All this plays as if it were too scrupulously adapted from a much longer and more comprehensive novel, which is exactly the case: the ever-faithful John Huston keeps far too much from the W. R. Burnett novel published the year before. (This film marked the first collaboration between Bogart and Huston.) What redeems everything is the great work by Lupino and, especially, Humphrey Bogart in the central role: much leaner than he has ever elsewhere seemed and able to bring all kinds of warm shading to his aging gangster, Bogart makes you genuinely like this dangerous murderer. The final section where Bogart is actually cornered by police for hours up in the craggy otherworldly high Sierras is genuinely thrilling, and the location shooting was extremely rare for the time.

Movie Review: Good acting; weak plot
Summary: 3 Stars

Humphrey Bogart is always a pleasure to watch. Here, he's the tough but sensitive guy who has just been issued a parole and returns for another jewel heist. Along the way he falls in love with a sweet farm girl with a club foot, pays for her operation and pals around with her old-timey family in between meeting mobsters to plan for the job. The yokels he's been assigned to work with him have picked up a dime-a-dance girl in LA. (Ida Lupino). He wants her to go home but somehow she convinces him to let her stick around. Then, a very cute, but allegedly bad-luck dog attaches himself to Earle(Bogart).

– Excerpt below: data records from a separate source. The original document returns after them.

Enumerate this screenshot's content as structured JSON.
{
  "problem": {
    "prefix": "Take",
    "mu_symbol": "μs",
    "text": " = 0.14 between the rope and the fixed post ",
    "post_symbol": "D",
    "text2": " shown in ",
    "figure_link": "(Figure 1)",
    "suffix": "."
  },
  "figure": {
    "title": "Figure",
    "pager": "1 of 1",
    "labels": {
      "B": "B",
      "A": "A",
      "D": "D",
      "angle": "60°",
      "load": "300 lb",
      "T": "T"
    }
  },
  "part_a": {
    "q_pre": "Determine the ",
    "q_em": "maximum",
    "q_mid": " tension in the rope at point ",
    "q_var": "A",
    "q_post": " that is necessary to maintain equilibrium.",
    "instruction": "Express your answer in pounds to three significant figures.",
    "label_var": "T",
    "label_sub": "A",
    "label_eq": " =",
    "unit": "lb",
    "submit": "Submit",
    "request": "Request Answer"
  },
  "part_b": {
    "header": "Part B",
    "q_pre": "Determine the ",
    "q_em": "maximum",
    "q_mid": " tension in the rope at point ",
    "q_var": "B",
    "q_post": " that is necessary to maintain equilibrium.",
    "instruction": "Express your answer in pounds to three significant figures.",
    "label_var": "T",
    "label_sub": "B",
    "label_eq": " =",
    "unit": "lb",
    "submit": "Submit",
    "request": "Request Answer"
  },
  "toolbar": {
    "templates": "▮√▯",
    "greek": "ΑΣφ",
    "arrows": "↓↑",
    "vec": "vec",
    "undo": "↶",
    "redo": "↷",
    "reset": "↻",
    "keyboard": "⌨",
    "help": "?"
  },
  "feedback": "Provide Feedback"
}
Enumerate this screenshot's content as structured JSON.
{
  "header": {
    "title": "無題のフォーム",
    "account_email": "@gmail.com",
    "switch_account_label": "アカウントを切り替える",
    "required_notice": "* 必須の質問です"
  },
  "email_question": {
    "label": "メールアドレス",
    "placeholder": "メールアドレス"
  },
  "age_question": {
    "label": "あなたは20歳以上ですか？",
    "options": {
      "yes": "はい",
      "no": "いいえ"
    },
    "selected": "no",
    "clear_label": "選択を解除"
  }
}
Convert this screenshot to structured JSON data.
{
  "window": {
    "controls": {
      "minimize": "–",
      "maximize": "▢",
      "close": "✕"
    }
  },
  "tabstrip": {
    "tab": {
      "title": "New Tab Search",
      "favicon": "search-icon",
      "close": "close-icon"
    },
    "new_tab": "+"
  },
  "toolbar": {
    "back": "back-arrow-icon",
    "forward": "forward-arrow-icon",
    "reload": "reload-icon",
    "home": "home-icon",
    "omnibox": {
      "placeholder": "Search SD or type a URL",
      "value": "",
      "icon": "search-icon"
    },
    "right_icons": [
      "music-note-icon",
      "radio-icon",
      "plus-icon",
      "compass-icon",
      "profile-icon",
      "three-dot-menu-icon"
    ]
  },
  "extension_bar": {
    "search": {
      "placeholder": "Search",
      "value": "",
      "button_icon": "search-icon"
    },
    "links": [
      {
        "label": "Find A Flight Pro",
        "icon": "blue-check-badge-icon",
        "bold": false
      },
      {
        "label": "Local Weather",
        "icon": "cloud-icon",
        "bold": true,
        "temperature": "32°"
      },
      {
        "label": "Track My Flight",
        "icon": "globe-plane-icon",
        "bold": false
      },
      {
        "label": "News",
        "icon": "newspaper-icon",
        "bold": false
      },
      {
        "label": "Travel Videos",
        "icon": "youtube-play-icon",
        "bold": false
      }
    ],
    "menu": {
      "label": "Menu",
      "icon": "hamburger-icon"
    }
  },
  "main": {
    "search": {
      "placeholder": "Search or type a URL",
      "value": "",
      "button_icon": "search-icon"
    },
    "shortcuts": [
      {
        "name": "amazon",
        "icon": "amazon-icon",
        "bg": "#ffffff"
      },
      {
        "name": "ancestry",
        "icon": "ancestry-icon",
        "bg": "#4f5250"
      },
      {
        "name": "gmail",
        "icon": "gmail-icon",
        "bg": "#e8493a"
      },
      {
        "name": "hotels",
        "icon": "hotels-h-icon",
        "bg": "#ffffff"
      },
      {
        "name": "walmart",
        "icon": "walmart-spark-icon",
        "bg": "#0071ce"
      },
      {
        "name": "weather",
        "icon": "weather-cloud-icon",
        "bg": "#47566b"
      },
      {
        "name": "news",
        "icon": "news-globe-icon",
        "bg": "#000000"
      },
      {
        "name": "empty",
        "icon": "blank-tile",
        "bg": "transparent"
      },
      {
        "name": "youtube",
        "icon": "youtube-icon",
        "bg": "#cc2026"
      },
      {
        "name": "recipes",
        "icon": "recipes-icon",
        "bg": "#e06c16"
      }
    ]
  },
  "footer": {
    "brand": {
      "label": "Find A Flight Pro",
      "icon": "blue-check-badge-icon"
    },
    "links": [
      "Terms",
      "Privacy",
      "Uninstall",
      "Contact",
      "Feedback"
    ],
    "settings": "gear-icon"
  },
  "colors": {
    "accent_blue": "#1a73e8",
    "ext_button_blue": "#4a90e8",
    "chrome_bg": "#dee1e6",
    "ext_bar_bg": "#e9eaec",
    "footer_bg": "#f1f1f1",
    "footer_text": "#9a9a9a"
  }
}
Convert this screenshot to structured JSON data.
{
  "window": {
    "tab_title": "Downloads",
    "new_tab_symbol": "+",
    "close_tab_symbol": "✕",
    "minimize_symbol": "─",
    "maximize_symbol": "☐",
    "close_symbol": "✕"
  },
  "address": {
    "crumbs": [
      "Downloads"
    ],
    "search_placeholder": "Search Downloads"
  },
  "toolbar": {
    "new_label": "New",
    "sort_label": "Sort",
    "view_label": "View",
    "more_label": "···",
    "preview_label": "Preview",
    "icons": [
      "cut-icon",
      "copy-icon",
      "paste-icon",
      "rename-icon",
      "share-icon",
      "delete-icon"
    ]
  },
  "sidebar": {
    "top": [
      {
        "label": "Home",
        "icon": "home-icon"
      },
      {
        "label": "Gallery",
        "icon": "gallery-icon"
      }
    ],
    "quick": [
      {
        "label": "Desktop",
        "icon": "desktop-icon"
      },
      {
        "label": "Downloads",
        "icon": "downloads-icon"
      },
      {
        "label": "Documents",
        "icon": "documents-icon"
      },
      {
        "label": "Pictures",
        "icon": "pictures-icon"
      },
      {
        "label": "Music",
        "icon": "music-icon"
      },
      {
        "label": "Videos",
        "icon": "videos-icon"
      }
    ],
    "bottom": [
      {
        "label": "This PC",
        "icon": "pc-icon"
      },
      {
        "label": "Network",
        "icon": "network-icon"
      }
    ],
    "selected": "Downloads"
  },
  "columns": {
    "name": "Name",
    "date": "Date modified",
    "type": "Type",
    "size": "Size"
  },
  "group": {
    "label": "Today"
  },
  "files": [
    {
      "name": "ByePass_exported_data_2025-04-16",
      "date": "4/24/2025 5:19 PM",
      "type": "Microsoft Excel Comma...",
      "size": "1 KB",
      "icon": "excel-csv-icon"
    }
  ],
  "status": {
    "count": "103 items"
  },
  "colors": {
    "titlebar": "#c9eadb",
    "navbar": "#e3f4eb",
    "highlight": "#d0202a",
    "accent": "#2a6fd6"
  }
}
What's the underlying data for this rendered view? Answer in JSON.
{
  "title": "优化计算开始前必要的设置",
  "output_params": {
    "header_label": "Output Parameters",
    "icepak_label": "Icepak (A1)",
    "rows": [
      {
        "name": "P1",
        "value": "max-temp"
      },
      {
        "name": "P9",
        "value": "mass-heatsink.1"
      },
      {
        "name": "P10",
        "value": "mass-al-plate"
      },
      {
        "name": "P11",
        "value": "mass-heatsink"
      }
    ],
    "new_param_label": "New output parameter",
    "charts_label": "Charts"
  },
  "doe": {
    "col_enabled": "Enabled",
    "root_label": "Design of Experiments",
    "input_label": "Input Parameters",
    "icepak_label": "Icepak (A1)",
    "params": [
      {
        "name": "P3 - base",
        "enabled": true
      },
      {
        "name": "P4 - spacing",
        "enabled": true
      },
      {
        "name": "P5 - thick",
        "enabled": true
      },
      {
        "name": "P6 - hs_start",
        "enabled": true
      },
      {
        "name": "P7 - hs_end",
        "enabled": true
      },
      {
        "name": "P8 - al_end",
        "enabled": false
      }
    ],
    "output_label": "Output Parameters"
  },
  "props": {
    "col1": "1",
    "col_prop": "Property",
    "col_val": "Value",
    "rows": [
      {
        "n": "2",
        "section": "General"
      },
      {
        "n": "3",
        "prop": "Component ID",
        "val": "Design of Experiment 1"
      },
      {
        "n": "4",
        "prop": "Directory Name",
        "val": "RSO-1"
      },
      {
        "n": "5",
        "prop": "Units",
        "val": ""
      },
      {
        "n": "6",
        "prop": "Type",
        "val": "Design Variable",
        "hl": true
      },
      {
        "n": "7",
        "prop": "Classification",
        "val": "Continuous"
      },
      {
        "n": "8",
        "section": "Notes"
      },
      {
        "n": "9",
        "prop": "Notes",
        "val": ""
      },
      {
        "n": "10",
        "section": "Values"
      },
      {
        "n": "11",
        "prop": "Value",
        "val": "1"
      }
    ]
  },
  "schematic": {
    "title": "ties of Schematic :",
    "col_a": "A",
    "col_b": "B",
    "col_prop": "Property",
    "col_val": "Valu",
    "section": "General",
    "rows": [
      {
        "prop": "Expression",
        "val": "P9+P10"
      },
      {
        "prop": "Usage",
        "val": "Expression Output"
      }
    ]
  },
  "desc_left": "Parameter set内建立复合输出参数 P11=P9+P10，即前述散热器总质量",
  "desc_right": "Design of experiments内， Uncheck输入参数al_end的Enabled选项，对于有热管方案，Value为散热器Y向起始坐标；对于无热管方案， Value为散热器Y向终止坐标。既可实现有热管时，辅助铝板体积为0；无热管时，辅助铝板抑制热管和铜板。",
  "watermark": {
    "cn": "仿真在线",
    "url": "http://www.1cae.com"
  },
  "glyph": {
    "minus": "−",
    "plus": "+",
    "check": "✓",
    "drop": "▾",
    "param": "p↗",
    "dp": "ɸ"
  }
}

Earle proposed marriage to Velma, the farm girl, after her foot is fixed but she is improbably attached to a slick guy with a pencil mustache (always a bad sign in these pictures) who drinks too much and she tearfully refuses Earle's proposal, much to the dismay of Pa who knows who's who. So Earle falls back on Marie, the dance hall girl and quickly falls in love with her. Well, he's been in prison for eight years so I guess he's sorta vulnerable in the romance department.

Mixed in with this human-interest strain of the plot, is the actual crime. It goes from bad to worse, no doubt due to the presence of Pard, the bad-luck dog, and Earle finds himself stranded in a cranny of the highest peak in America, with an audience of hundreds, including Marie, awaiting the outcome at the bottom.

It's a pretty bad story and the only reason I hung in there were the nice performances of both Bogart and Lupino. Lupino, especially, was very convincing as the tough but pathetic girl who had nothing in the world but this criminal she met up with in the motel in the Sierras.

If you can stand the plot, or if you are a died-in-the wool Bogart fan, you will probably like this. He certainly made better films later.

Movie Review: High Sierra DVD Review
Summary: 3 Stars

A good old movie. This film was remade in the 1950s as "I Died a Thousand Times" with Jack Palance. The 1.33:1 black-and-white picture is of average quality.